Protéines pancréatiques
L'équipe "protéines pancréatiques" s'intéresse aux protéines qui sont exprimées de manières différentes dans le pancréas sain et malade. Elle a déterminé que le pancréas était capable d'une réaction de défense très spécifique de type réaction de stress qui se traduit par une diminution de l'expression de toutes les protéines non nécessaires à la survie de l'organe et par une augmentation de la synthèse de protéines spécifiques de défense. Deux recherches sont conduites :
- étude de la relation structure fonction des protéines impliquées dans la réaction de type stress (protéines de type chaperon).
- recherche sur la possibilité de diagnostic sachant que ces protéines sont produites abondamment dans un pancréas malade.

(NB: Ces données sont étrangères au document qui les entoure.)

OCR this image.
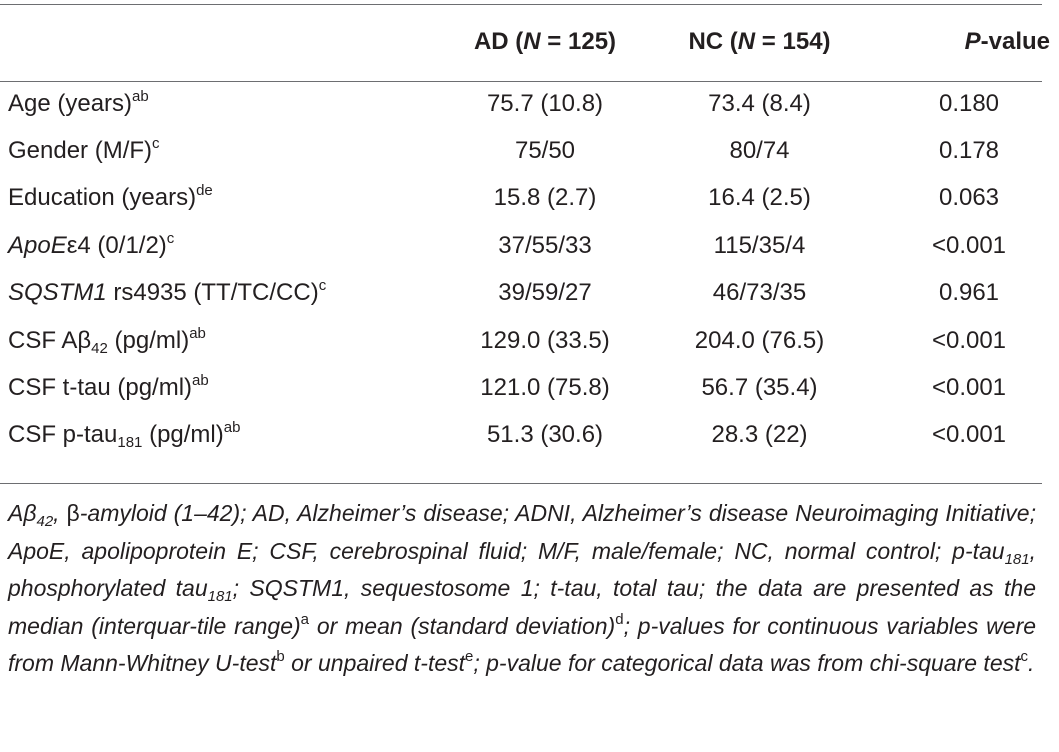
	AD (N = 125)	NC (N = 154)	P-value
Age (years)$^{ab}$	75.7 (10.8)	73.4 (8.4)	0.180
Gender $(M/F)^c$	75/50	80/74	0.178
Education (years)$^{de}$	15.8 (2.7)	16.4 (2.5)	0.063
ApoEε4 $(0/1/2)^c$	37/55/33	115/35/4	<0.001
SQSTM1 rs4935 $(TT/TC/CC)^c$	39/59/27	46/73/35	0.961
CSF $A\beta_{42}$ $(pg/ml)^{ab}$	129.0 (33.5)	204.0 (76.5)	<0.001
CSF t-tau $(pg/ml)^{ab}$	121.0 (75.8)	56.7 (35.4)	<0.001
CSF p-tau$_{181}$ $(pg/ml)^{ab}$	51.3 (30.6)	28.3 (22)	<0.001
$A\beta_{42}$, β-amyloid (1–42); AD, Alzheimer’s disease; ADNI, Alzheimer’s disease Neuroimaging Initiative; ApoE, apolipoprotein E; CSF, cerebrospinal fluid; M/F, male/female; NC, normal control; p-tau$_{181}$, phosphorylated tau$_{181}$; SQSTM1, sequestosome 1; t-tau, total tau; the data are presented as the median (interquar-tile range)$^a$ or mean (standard deviation)$^d$; p-values for continuous variables were from Mann-Whitney U-test$^b$ or unpaired t-test$^e$; p-value for categorical data was from chi-square test$^c$.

Les chercheurs ont montré qu'un dosage sérique de la protéine PAP (protéine associée à la pancréatite), non produite en temps normal, permet de suivre l'évolution de la gravité de la crise (Dépôt d'un brevet avec l'INSERM, association de l'INSERM avec une PME Dynabio SA qui produit actuellement un kit de dosage de cette protéine). La PAP constitue ainsi un marqueur de la souffrance pancréatique.
La plus grande application clinique du dosage sérique de la PAP concerne le dépistage de la mucoviscidose, maladie de tous les systèmes sécrétoires, dont le pancréas. Il est supposé que les enfants atteints de mucoviscidose subissent tous une attaque pancréatique, qui débute in utero. Ainsi, si la PAP est déjà synthétisée in utero alors un dosage sérique de la PAP à la naissance pourrait être un marqueur de dépistage néonatal de la mucoviscidose. Une étude, portant sur 250 000 naissances, a montré que la PAP discriminait les enfants atteints de muscoviscidose, et que d'autres situations pathologiques se traduisaient aussi par une élévation de cette protéine (pathologies néonatales tournant autour du système digestif et qui ont des répercussions au niveau pancréatique). Ce test, insuffisamment spécifique, doit être couplé avec un dosage immunologique de trypsine. Cet examen, en deux étapes biologiques sur le même prélèvement sanguin, permettra de mieux sélectionner les cas qui devront faire le test génétique (0.2% au lieu de 1.2% de la population). Une proposition d'étude pour vérifier la validité de ce procédé est en cours, dépistage depuis le 1er décembre 1997 jusqu'au 1er décembre 1998 pour la région Provence Alpes Côtes d'Azur. Un examen de la maladie dans sa totalité (du dépistage à la greffe) est réalisé actuellement en Bretagne (étude s'étendant sur cinq ans).
Actuellement, l'équipe étudie d'autres applications possibles, notamment avec le Pr. Sarle, chef de service de pédiatrie à la Timone pour la recherche de l'intérêt potentiel de ce marqueur.

Recherche clinique
En association avec le CIC (centre d'investigation clinique), structure paritaire INSERM et assistance publique, qui fournit un lieu pour faire de la recherche clinique très spécialisée, plusieurs projets sont en cours. Une étude est menée sur les marqueurs d'Alzheimer dans le liquide céphalo-rachidien (analyse 2D systématique).
Un autre projet concerne l'évaluation de la PAP dans le suivi de la maladie de Crohn (dosage d'échantillons pour le service de gastro-entérologie de l'hôpital Nord).
L'INSERM 315 confirme ainsi son intérêt pour les applications cliniques des recherches poursuivies. " Nous avons une approche systématique de la recherche d'anomalies susceptibles de mettre en évidence, soit des différences de diagnostic entre un état et un autre, soit des protéines surexprimées ou sous-exprimées, et qui puissent avoir une pertinence en terme de compréhension des mécanismes physiopathologiques, cela dans le but d'obtenir une thérapie " déclare Jean-Charles Dagorn, directeur de l'INSERM 315.